Good Lord, how stupid can you be?
The reason the British and the French allied with Poland is due to Hitler’s history of breaking agreements. The entire point of the Munich agreement in October of 1938 was to settle the German border with Czechoslovakia.
Instead the Germans tuned around in March of 1939 and occupied the rest of the Czech Lands and turned Slovakia into a puppet state.
Hitler could not be trusted, he was never going to negotiate in good faith over the Polish Corridor or Danzig’s status. His goal was to dismember Poland, and he struck a deal with Stalin to do it. The British/French guarantee to the Poles was a last ditch attempt to stave off a War which Hitler was determined to start.
> Hitler could not be trusted, he was never going to negotiate in good faith over the Polish Corridor or Danzig’s status. <
Absolutely, 100% correct. I don’t see how anyone could doubt that. I was a huge admirer of Pat Buchanan until he started to push the nonsense that Churchill was responsible for WW 2. The British should have just let Hitler have Poland, says Pat. No big deal.
For some reason, Buchanan is determined to let Hitler off the hook here. It seriously makes me wonder what Buchanan‘s core beliefs really are.
Hitler was a creature of the Treaty of Versailles.
Now, where the Poles may have goofed, and I say this is one who is very sympathetic to the Poles, is their insistance that Soviet troops not be based in Poland, as the British and French wanted, so as to conclude an alliance with Russia against Hitler.

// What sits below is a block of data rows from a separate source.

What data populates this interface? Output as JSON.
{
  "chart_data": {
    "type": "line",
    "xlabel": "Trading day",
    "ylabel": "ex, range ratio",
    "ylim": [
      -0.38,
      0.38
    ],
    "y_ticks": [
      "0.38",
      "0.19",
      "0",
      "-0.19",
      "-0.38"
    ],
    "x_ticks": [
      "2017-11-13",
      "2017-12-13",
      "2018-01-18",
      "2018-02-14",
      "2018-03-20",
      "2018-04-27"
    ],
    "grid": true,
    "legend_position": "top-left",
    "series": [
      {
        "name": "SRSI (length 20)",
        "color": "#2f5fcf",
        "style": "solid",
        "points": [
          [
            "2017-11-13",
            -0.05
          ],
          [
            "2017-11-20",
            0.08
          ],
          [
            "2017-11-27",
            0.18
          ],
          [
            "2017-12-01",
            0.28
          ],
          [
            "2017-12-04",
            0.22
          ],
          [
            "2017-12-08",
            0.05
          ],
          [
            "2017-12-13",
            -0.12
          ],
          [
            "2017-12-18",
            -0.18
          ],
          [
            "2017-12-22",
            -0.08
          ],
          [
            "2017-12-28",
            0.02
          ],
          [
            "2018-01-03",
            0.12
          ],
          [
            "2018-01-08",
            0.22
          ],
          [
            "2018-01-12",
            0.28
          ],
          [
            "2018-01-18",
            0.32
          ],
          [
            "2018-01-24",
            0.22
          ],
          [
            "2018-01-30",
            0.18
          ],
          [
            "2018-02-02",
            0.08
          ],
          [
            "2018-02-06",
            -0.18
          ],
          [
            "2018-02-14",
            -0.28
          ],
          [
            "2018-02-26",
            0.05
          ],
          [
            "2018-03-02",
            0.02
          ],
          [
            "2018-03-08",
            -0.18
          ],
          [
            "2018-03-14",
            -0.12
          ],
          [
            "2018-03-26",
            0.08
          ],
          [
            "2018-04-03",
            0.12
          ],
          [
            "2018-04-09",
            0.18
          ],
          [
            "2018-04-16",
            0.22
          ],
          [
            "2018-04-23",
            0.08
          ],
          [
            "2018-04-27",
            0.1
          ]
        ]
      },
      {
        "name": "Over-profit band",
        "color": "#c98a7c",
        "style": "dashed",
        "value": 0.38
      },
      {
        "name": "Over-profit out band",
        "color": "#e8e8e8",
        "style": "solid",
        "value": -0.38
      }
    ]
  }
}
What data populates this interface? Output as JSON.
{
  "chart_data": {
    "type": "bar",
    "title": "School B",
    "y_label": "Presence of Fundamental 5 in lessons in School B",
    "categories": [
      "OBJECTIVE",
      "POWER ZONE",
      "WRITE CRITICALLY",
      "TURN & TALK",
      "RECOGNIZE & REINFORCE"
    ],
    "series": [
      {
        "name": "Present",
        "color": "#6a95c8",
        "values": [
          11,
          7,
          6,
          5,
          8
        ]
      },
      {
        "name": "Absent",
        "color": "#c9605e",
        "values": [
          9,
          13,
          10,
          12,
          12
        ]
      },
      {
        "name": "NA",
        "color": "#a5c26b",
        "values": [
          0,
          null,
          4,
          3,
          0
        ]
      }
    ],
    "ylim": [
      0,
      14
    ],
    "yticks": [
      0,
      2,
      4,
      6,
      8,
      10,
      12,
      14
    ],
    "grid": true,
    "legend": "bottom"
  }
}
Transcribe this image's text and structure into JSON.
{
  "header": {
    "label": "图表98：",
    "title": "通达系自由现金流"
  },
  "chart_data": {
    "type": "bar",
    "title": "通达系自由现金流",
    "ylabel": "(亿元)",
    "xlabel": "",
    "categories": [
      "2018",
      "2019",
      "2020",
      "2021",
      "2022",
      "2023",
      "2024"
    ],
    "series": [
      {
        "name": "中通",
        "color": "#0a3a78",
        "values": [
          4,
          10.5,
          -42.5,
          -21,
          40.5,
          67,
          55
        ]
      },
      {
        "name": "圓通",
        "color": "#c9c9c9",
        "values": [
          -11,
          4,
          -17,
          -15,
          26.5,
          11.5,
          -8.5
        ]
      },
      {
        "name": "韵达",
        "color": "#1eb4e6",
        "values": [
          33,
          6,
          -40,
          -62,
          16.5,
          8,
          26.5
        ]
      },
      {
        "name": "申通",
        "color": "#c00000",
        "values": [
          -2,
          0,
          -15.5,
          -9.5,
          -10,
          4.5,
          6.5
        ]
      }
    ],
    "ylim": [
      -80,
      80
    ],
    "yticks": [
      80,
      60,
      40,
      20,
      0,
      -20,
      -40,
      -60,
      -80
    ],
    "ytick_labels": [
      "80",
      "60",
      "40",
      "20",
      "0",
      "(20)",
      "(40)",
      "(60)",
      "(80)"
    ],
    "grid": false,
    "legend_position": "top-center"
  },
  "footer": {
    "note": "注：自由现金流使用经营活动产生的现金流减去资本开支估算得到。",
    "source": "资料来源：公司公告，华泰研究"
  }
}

In hindsight, considering that the Soviets got their half of Poland anyway, through the Non-Aggression Pact, it may have stopped Hitler from invading Poland.
That was always the plan. Hitler always felt Czechoslovakia had no right to exist, and Germany should rule over all former lands of A-H, and certainly not allow for the possibility that those lands could be used to stage troops from England and France. The Sudetendland was just a convenient excuse, since basically controlling the Sudetenland pretty much made the rest of Czechoslovakia defenseless. If Germany went to war with Czechoslovakia in 1938, it would not have been the cakewalk, many thought it would have been.
Well, they had a lot of help from the Slovaks.
I was in Bratislava giving a few lectures in 1991, still a city in Czechoslovakia. I had learned a few words in Czech, including "dovedeno" for goodbye. Our wonderful hosts had gathered to say farewell, and as I shook hands, I said "dovedeno".
Immediately, the mood changed. NO!!!! they said. "dovedenYA"!!!
There's a lot we have to learn about 1938-39, starting with Austria.